[Haskell-cafe] Problems with truncate big float values in Haskell

Fri Jan 6 01:22:56 UTC 2017

On 6/01/17 7:16 AM, Henson wrote:
> I have one Rational number (3 + sqrt 5) and I need get the last three
> digits from integral part of that number.

3 + sqrt 5 is not a rational number.

Prelude> :type 3 + sqrt 5
3 + sqrt 5 :: Floating a => a

So it's not a value of type Rational either.

What's more, the value is approximately
5.236067977499789696409173668731276235440618359611525724270897
(thanks, bc(1)) so it doesn't HAVE three digits in its integral
part.

>
> The question is the number is arbitrary and that number always is power
> of n and n is between 2(Two) and 2000000000(Two billions).

Ah.  So what you are really asking about is the integral part of
(3 + sqrt 5)^n, which clearly lies somewhere strictly between 5^n
and 6^n.  If n can be 2x10**9, those are going to be very big
numbers.

It is useful to understand just what kind of number you have here.
You have (a + b * sqrt p) where p is a prime.
That is a quadratic surd
http://mathworld.wolfram.com/QuadraticSurd.html
or quadratic irrational number
https://en.wikipedia.org/wiki/Quadratic_irrational_number

Numbers (a + b sqrt c)/d where a and b are integers, d is a positive
integer, and c is a positive square-free number, are
real quadratic irrationals.  The set of such numbers with the
same value of c forms a field.

For fixed c, let a b e f be rationals.

(a + b sqrt c) ± (e + f sqrt c) = (a ± e) + (b ± f) sqrt c

(a + b sqrt c) × (e + f sqrt c) =
   (a × e + b × f × c) + (a × f + b × e) sqrt c

If a, b, e, f are integers, the sum difference and product
also have integer coefficients, which is nice.

So you can do

data S = S Integer Integer
c :: Integer
c = 5

unit :: S
unit = S 1 0

times :: S -> S -> S
times (S a b) (S e f) = S (a*e+b*f*c) (a*f+b*e)

power :: S -> Int -> S
power x n =
   case compare n 0 of
     LT -> error "negative exponent"
     EQ -> unit
     GT -> f x (n-1) x
           where f _ 0 y = y
                 f x n y = g x n
                 g x n y = if even n then g (times x x) (n`quot`2) y
                           else f x (n-1) (times x y)

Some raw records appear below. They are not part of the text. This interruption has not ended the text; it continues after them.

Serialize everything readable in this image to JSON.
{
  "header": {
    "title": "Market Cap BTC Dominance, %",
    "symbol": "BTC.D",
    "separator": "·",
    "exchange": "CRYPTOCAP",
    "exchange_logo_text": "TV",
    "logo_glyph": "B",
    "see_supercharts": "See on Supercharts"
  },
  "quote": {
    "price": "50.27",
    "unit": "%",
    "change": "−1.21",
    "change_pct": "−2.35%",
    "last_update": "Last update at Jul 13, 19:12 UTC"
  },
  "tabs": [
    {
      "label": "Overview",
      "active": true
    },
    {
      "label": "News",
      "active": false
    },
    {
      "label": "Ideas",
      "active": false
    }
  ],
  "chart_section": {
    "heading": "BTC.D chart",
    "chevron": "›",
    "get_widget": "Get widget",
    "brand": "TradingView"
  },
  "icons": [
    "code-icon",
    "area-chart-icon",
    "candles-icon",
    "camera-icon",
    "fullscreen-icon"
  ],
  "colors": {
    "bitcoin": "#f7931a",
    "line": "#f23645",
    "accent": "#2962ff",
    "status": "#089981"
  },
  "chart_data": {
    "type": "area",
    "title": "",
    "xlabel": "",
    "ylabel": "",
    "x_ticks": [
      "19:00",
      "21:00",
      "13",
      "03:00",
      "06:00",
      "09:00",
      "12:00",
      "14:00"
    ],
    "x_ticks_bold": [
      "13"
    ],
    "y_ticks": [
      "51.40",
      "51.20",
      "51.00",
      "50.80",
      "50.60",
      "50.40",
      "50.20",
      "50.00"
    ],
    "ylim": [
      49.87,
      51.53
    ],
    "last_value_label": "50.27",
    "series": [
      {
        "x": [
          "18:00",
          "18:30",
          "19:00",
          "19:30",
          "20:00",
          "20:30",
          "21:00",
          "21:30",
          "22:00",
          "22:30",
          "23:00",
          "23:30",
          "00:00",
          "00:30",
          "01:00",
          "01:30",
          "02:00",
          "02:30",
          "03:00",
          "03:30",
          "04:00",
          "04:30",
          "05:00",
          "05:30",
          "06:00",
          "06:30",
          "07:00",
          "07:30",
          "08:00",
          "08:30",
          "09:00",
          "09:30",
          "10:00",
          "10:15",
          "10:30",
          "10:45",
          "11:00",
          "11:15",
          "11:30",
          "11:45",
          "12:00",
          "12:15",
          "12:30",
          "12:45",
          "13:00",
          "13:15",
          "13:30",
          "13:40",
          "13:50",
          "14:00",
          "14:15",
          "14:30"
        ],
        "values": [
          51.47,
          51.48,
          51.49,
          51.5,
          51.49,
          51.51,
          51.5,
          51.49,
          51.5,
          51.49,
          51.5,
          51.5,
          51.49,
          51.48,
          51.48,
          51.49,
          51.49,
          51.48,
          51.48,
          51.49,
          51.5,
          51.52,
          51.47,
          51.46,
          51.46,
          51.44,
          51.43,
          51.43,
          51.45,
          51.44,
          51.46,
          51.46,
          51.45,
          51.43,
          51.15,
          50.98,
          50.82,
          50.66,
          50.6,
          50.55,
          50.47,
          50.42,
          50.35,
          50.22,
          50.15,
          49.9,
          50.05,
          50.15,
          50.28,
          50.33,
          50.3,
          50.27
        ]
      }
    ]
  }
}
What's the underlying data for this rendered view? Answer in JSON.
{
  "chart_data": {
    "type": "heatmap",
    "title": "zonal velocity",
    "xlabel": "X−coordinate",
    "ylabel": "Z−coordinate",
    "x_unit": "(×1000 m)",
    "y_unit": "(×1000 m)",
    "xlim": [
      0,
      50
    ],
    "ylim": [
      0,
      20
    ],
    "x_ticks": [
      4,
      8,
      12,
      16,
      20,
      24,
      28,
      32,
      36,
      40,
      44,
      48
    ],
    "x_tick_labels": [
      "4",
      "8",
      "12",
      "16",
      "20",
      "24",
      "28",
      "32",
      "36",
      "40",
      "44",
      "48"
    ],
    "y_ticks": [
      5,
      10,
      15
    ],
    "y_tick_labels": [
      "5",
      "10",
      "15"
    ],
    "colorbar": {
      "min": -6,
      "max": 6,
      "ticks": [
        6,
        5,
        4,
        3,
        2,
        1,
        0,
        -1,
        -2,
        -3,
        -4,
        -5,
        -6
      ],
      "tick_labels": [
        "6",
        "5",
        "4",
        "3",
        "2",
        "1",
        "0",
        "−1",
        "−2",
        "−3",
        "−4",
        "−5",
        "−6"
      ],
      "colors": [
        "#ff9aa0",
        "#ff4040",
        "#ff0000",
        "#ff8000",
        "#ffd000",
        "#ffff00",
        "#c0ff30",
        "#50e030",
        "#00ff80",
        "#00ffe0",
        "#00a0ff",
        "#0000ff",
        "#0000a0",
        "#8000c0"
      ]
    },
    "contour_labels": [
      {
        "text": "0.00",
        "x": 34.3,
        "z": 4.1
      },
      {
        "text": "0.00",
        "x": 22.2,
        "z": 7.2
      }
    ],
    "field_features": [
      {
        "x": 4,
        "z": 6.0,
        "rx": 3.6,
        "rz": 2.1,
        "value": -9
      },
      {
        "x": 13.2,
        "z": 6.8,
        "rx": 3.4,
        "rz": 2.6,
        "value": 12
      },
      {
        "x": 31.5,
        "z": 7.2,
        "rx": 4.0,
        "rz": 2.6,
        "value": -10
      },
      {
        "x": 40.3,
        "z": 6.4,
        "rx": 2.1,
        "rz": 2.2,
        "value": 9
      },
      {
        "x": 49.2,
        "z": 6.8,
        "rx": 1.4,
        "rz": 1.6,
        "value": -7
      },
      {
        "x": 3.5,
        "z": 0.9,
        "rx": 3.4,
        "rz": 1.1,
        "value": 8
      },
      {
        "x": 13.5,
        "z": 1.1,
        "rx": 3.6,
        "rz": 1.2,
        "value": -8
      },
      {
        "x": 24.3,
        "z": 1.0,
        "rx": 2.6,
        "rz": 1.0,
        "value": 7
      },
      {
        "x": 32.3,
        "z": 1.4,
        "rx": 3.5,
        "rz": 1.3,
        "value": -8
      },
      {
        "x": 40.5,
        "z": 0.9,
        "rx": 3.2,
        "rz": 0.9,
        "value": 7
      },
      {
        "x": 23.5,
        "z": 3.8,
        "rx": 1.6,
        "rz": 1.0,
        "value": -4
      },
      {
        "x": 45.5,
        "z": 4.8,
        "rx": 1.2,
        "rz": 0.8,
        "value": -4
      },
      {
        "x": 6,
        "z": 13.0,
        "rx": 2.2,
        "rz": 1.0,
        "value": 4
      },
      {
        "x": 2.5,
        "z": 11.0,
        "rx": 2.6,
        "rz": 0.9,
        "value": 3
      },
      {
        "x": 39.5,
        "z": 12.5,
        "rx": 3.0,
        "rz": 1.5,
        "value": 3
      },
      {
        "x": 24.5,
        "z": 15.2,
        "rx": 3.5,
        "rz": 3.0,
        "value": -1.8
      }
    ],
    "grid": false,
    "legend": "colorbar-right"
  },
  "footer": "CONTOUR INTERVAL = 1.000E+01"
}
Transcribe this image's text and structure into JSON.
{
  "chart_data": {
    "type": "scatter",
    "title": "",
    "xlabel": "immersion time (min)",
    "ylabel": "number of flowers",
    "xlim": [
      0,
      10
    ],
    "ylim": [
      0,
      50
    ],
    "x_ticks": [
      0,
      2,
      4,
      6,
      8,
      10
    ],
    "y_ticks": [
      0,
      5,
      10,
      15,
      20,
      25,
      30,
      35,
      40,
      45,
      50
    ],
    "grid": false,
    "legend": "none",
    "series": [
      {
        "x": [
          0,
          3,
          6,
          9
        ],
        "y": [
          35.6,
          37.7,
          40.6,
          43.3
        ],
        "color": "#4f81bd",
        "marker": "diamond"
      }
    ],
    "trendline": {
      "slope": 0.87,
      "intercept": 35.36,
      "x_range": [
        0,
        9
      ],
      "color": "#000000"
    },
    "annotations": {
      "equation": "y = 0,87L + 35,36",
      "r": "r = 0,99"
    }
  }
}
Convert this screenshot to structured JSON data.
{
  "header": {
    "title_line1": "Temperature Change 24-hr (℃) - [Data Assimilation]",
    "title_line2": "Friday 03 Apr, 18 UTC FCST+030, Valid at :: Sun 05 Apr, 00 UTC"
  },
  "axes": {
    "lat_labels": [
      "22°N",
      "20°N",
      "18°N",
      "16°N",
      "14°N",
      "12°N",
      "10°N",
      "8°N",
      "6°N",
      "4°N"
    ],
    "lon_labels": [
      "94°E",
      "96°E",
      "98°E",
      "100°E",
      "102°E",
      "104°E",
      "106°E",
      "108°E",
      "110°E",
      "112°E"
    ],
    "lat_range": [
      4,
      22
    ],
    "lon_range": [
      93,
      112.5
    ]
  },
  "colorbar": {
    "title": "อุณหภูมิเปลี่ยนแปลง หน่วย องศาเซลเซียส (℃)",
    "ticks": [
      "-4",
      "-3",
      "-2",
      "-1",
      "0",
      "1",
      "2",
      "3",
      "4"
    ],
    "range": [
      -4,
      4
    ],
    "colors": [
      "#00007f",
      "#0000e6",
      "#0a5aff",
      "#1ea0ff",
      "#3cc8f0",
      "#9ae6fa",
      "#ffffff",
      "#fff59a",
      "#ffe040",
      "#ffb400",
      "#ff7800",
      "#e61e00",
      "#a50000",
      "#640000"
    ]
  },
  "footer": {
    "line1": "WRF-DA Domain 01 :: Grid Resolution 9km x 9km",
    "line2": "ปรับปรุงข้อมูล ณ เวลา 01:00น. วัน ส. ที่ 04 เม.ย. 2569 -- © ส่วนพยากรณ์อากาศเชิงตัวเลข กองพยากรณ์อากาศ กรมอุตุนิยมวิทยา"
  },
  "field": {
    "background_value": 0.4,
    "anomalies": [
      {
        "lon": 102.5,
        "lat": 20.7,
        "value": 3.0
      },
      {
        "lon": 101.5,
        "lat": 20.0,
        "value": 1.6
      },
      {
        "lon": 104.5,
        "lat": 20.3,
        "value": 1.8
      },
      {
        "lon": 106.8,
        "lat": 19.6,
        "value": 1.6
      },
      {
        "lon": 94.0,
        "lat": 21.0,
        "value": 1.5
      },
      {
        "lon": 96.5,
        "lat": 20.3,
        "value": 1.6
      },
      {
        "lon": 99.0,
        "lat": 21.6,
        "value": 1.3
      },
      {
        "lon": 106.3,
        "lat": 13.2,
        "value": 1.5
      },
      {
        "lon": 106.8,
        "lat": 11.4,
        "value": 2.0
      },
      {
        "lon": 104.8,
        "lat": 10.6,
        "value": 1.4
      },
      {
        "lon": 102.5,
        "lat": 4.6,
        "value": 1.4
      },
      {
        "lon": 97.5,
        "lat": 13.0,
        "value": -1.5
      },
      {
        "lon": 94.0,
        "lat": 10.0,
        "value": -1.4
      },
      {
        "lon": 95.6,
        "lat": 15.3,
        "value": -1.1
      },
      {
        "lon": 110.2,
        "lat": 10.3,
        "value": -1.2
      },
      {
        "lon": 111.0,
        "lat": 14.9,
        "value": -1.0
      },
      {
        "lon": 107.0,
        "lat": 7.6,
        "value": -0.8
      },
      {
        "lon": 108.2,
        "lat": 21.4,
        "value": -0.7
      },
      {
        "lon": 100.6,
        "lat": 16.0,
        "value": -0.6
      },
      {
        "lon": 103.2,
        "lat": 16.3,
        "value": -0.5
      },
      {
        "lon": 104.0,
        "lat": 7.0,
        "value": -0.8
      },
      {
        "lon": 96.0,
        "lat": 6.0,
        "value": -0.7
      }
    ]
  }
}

This lets you compute power (S 3 1) n *precisely* for any
non-negative Int n.  What it doesn't let you do is get the
integer part.  Using a good enough approximation to sqrt 5,
I think the answers corresponding to n = 0..20 are
[1,5,27,143,751,935,607,903,991,335,47,943,471,55,447,463,991,95,607,263,152]

But there is another approach.
A number is a quadratic irrational if and only if it is
a regular periodic continued fraction.
sqrt 5 = 2 + 1/(4 + 1/(4 + 1/(4 + ...)))
so 3 + sqrt 5 = 5 + 1/(4 + 1/(4 + 1/(4 + ...)))
-- which you will note *is* a regular periodic continued fraction --
so now all you have to do is find out how to multiply
continued fractions.

Haskell being lazy makes it a nice choice for handling continued
fractions, but since these are *periodic* continued fractions we
could do this even in a strict language.

A web search will quickly turn up things like
http://perl.plover.com/yak/cftalk/INFO/gosper.txt
which admittedly isn't easy reading if you don't already
understand continued fractions.

On the other hand, *another* web search turns up
https://hackage.haskell.org/package/continued-fractions
https://hackage.haskell.org/package/cf
and looking for example at
https://hackage.haskell.org/package/continued-fractions-0.9.1.1/docs/Math-ContinuedFraction.html
it seems that everything you need is there.